AT THE beginning of this year, we reported that the Institute of Directors – IoD – wanted to raise the state pension age to 70.
At the time Solidarity National Executive member Dave Durant attacked the IoD idea. He said that the IoD just wanted people “to work until they drop.”
Mr. Durant also noted: “When ordinary workers retire many have to rely on their state pension. This is becoming more and more inadequate. They – and their families – are increasingly have to pay for basic social services. It’s often said that the main dilemma for pensioners is to heat or eat".
He also thought it ironic that anyone should want to raise the state pension age when youth unemployment is spiraling out of control. (In November of last year, a record number of young people were without a job. Nearly one in five 16 to 24-year-olds were claiming Jobseeker's Allowance.

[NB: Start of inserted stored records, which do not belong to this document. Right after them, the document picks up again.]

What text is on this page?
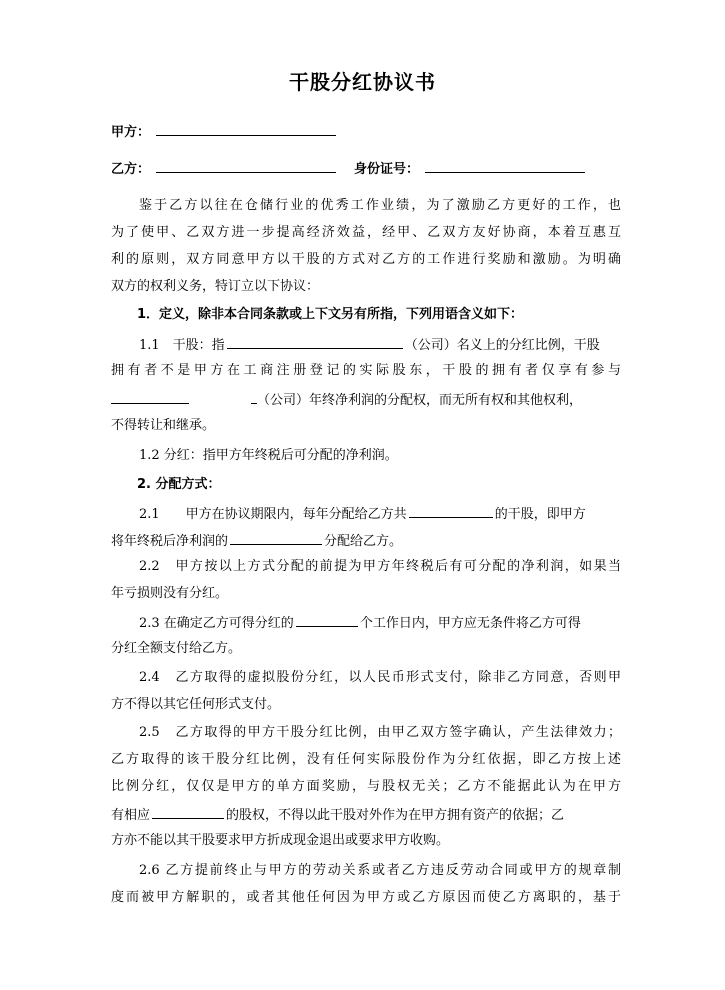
干股分红协议书
甲方：
乙方：	身份证号：
鉴于乙方以往在仓储行业的优秀工作业绩，为了激励乙方更好的工作，也
为了使甲、乙双方进一步提高经济效益，经甲、乙双方友好协商，本着互惠互
利的原则，双方同意甲方以干股的方式对乙方的工作进行奖励和激励。为明确
双方的权利义务，特订立以下协议：
1．定义，除非本合同条款或上下文另有所指，下列用语含义如下：
1.1　干股：指	（公司）名义上的分红比例，干股
拥有者不是甲方在工商注册登记的实际股东，干股的拥有者仅享有参与
（公司）年终净利润的分配权，而无所有权和其他权利，
不得转让和继承。
1.2 分红：指甲方年终税后可分配的净利润。
2. 分配方式：
2.1　　甲方在协议期限内，每年分配给乙方共	的干股，即甲方
将年终税后净利润的	分配给乙方。
2.2　甲方按以上方式分配的前提为甲方年终税后有可分配的净利润，如果当
年亏损则没有分红。
2.3 在确定乙方可得分红的	个工作日内，甲方应无条件将乙方可得
分红全额支付给乙方。
2.4　乙方取得的虚拟股份分红，以人民币形式支付，除非乙方同意，否则甲
方不得以其它任何形式支付。
2.5　乙方取得的甲方干股分红比例，由甲乙双方签字确认，产生法律效力；
乙方取得的该干股分红比例，没有任何实际股份作为分红依据，即乙方按上述
比例分红，仅仅是甲方的单方面奖励，与股权无关；乙方不能据此认为在甲方
有相应	的股权，不得以此干股对外作为在甲方拥有资产的依据；乙
方亦不能以其干股要求甲方折成现金退出或要求甲方收购。
2.6 乙方提前终止与甲方的劳动关系或者乙方违反劳动合同或甲方的规章制
度而被甲方解职的，或者其他任何因为甲方或乙方原因而使乙方离职的，基于
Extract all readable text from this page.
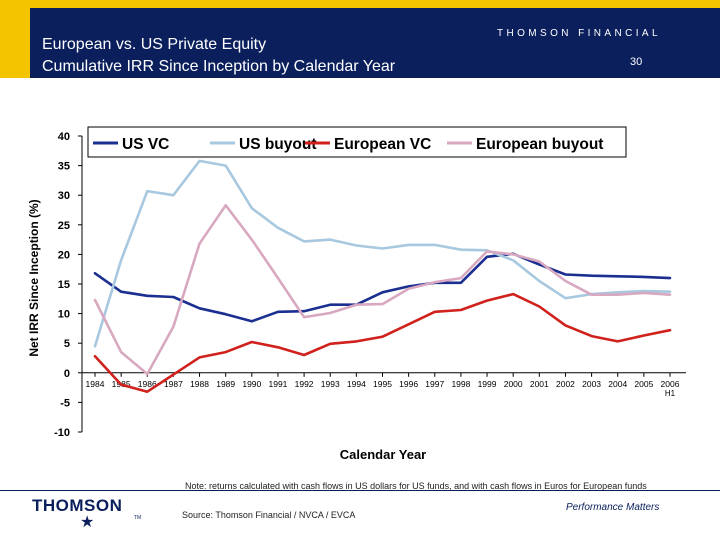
European vs. US Private Equity
Cumulative IRR Since Inception by Calendar Year
THOMSON FINANCIAL
30
-10
-5
0
5
10
15
20
25
30
35
40
1984 1985 1986 1987 1988 1989 1990 1991 1992 1993 1994 1995 1996 1997 1998 1999 2000 2001 2002 2003 2004 2005 2006
H1
US VC	US buyout European VC	European buyout
Net IRR Since Inception (%)
Calendar Year
Note: returns calculated with cash flows in US dollars for US funds, and with cash flows in Euros for European funds
Source: Thomson Financial / NVCA / EVCA
THOMSON
★	TM
Performance Matters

What the rate is now is anyone’s guess).
Indeed, the Solidarity man called for the lowering of the state pension age:-
“Instead of forcing people to work on, maybe we should be looking at bringing the retirement age down even further. How many jobs would this free up for our youngsters?"
“We need to replace this crazy situation where we have millions of youngsters on the scrapheap - while others are being told that they need to work until they drop! Why not let workers retire earlier – and pay them an adequate pension – so that we can combat this chronic youth unemployment?”
Mr. Durant has returned to this theme after Con-Dem ministers Ian Duncan Smith (Conservative work and pensions secretary) and Steve Webb (Lib Dem pensions minister) announced that they were going to raise the age of retirement.
In a move designed to "reinvigorate the pensions landscape," state pension age for men is now due to rise from 65 to 66 from 2016, and to 68 by 2046. Women will move to a state pension age of 66 a few years after men.
Mr. Durant rubbished the Con-Dem claim that because people are living longer and healthier lives, the last thing the government wants “is to lose their talent and enthusiasm from the workplace due to an arbitrary age limit."
He noted that this view was ok for the Con-Dem millionaires, but the vast majority of ordinary working people would oppose this.
“I notice that of the 29 Ministers entitled to attend Cabinet meetings, 23 have assets and investments estimated to be worth more than £1million. For instance, Ian Duncan Smith lives in a house worth £1 million. I’m not sure if Steve Webb is in quite the same league, but I’m sure he’s not short of a bob or two.
I think it’s absolutely outrageous that these millionaires can just raise the pension age at a whim.
Luckily, it’s not to 70, like the Institute of Directors wanted. But 66 is bad enough. To force someone who has really grafted all their lives – say on a building site, a farm or factory - to work on and on and on is completely out of order.
We should be looking at ways in which we can reduce the age of retirement – and not be forcing people to work on until they drop”.